Jika anda datang bertamu ke rumah tetangga atau handai tolan, maka hal pertama yang anda lakukan pastilah memberi salam, mengetuk pintu dan menunggu si tuan rumah mempersilakan kita untuk masuk. Setelah di terima masuk, mestinya anda tidak langsung dan nyelonong ke dalam bilik privacy tuan rumah, namun duduk dan jagongan di tempat yang sudah di sediakan di ruang tamu. Itulah unggah-ungguh budaya secara universal di setiap negara dan komunitas masyarakat di belahan dunia manapun. Jangan anda datang bertamu di tempat orang dan langsung menuju ke-misalnya-ruang tidur atau ruang makan dan mengambil segala jenis makanan yang ada di dalam lemari es, kalau anda tidak ingin di kemplang si tuan rumah. Itu sudah menjadi tata krama yang telah disekati secara komprehensif antar lapisan masyarakat. Dalam masyarakat jawa biasa disebut budaya kulonuwun.

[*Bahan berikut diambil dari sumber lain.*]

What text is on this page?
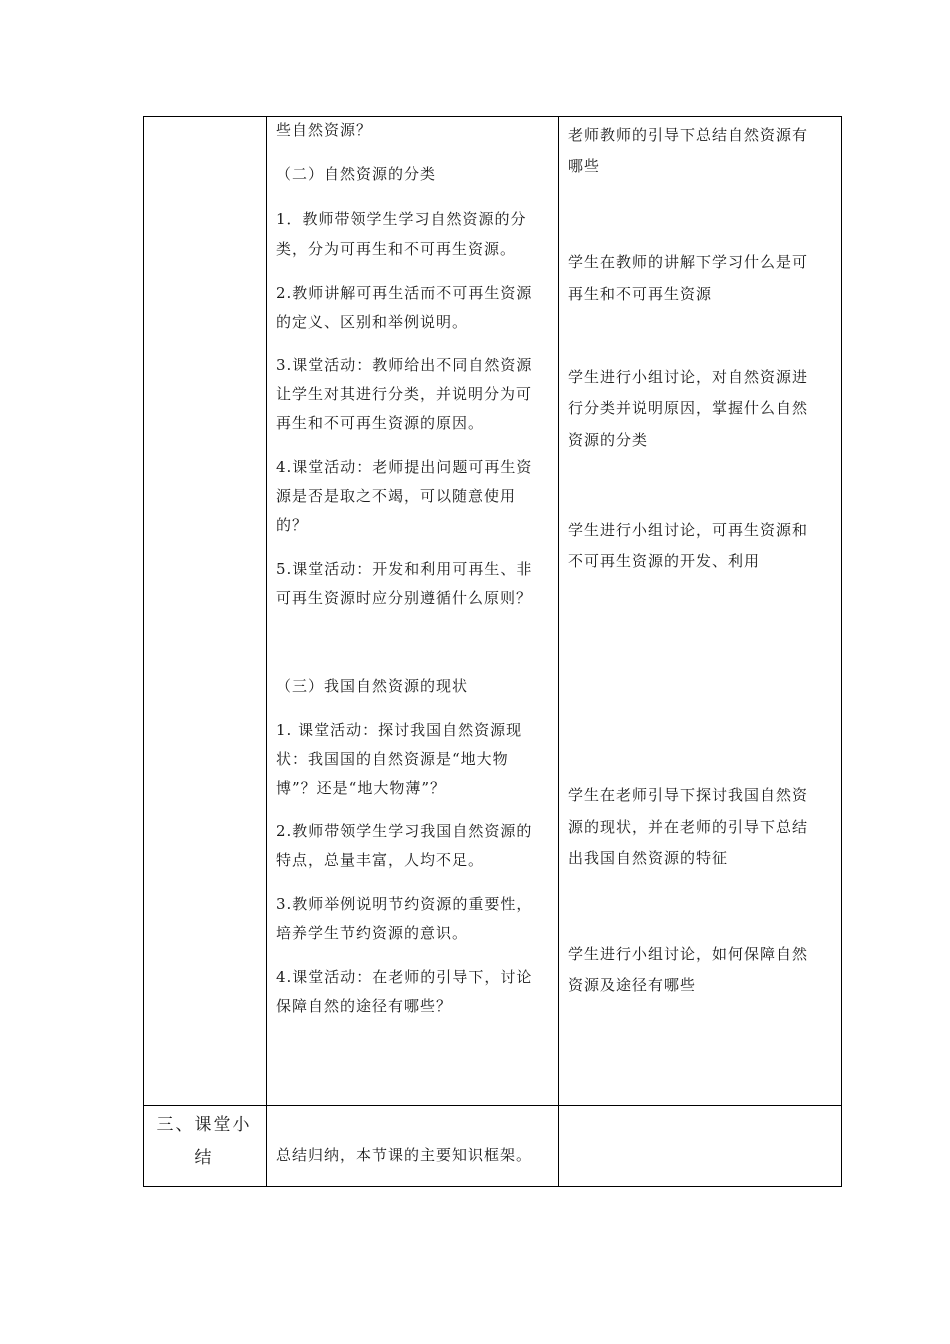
些自然资源？

（二）自然资源的分类

1．教师带领学生学习自然资源的分

类，分为可再生和不可再生资源。

2.教师讲解可再生活而不可再生资源

的定义、区别和举例说明。

3.课堂活动：教师给出不同自然资源

让学生对其进行分类，并说明分为可

再生和不可再生资源的原因。

4.课堂活动：老师提出问题可再生资

源是否是取之不竭，可以随意使用

的？

5.课堂活动：开发和利用可再生、非

可再生资源时应分别遵循什么原则？

（三）我国自然资源的现状

1. 课堂活动：探讨我国自然资源现

状：我国国的自然资源是“地大物

博”？还是“地大物薄”？

2.教师带领学生学习我国自然资源的

特点，总量丰富，人均不足。

3.教师举例说明节约资源的重要性，

培养学生节约资源的意识。

4.课堂活动：在老师的引导下，讨论

保障自然的途径有哪些？

老师教师的引导下总结自然资源有

哪些

学生在教师的讲解下学习什么是可

再生和不可再生资源

学生进行小组讨论，对自然资源进

行分类并说明原因，掌握什么自然

资源的分类

学生进行小组讨论，可再生资源和

不可再生资源的开发、利用

学生在老师引导下探讨我国自然资

源的现状，并在老师的引导下总结

出我国自然资源的特征

学生进行小组讨论，如何保障自然

资源及途径有哪些

三、课堂小
结	总结归纳，本节课的主要知识框架。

Rumah, adalah sebuah simbol yang merepresentasikan hasrat, keinginan dan kompleksitas masalah, baik psikologi, hukum, moral dan budaya. Anda menciptakan rumah pastilah di bagi-bagi dan tersekat-sekat antar dinding. Ini menunjukkan bahwa jiwa manusia memiliki beberapa sekat psikologis. Kapan dimana saatnya manusia butuh kesendirian, dimana saat kita butuh bersantai dan mengorol dengan sanak family kita. Rumah menyediakan akomodasinya dengan ruang-ruang yang sudah di desain khusus untuk jiwa kita.
Kemudian, dimana relasi dengan tema kali ini?
Manusia mempunyai kecenderungan dua wajah. Satu wajah yang ingin di tampakkan dan satu wajah yang ingin di sembunyikan. Ruang tamu, halaman, teras, taman merupakan simbol dari rumah untuk kita tampilkan dan kita tunjukan kepada orang lain. Untuk itu kita menambahi berbagai ornamen dan pajangan-pajangan agar lebih tampak segar dan hidup. Namun disisi lain kita juga mempunyai kamar tidur, ruang-ruang pribadi yang kemungkinan orang luar tidak dapat mengakses sampai ke dalam, karena hanya dikhususkan untuk konsumsi pribadi. Karena tidak semua dalam di dunia ini harus di tampilkan. Jika itu dilanggar, produknya adalah rasa malu karena hal yang seharusnya ditutupi ternyata telah di ketahui orang lain.
Budaya jawa dan bangsa Indonesia sejak dulu sangat terkenal dalam budaya malu dan menjunjung tinggi budaya unggah-ungguh-nya. Tutur katanya halus dan mempunyai segmen tingkatan bahasa yang tidak di miliki oleh budaya lain di dunia. Anda ngobrol dengan Nenek anda jangan anda samakan ngobrol seperti di warung kopi bersama handai taulan. Ada tata cara budaya jawa yang mengatur hubungan itu. Tidak seperti bahasa inggris yang hanya bisa ngoko kepada siapapun. Baik itu kepada ibu, bapak, nenek, sodara, teman, adik, atau kepada siapapun. Budaya egaliter dan tanpa tedeng aling-aling membuat budaya mancanegara lebih tidak punya malu kepada siapapun. Mereka telanjang, bermain seks di tempat umum, konvoi hanya memakai BH dan celana dalam, menggunakan bikini dan aksesoris yang—bukan untuk menutupi—namun lebih sebgai penegasan penelanjangan, dalam budaya mereka itu sudah biasa dan janganlah anda heran dan terkaget-kaget.
Justru anda harus kaget jika terdapat orang yang di besarkan dalam kondisi dan lingkungan budaya rasa malu yang tinggi tiba-tiba menjadi lebih tidak punya malu. Kadar tingkat rasa malunya pun sudah mencapai tahap yang paling akut kalau tidak boleh di bilang bebal. Pertunjukan parade ekshibisionis pacaran di tempat umum, hamil di luar nikah, korupsi penggerogotan nilai dan materi yang seharusnya milik rakyat. Dan berbagai kelakuan yang tidak sepantasnya seperti --masalah keluarga-- dipertontonkan kepada publik, malah sekarang jadi komoditas industri infotainment yang sangat laris dan berbiaya sangat mahal. Seorang koruptor berjalan tegak dengan bangga sambil melambaikan tanganya dan tidak menunjukkan rasa bersalah setelah bebas dari penjara dan– misalnya kembali lagi sebagai dosen atau pekerja pemerintahan lain— masih saja tetap di hormati dan di junjung tinggi.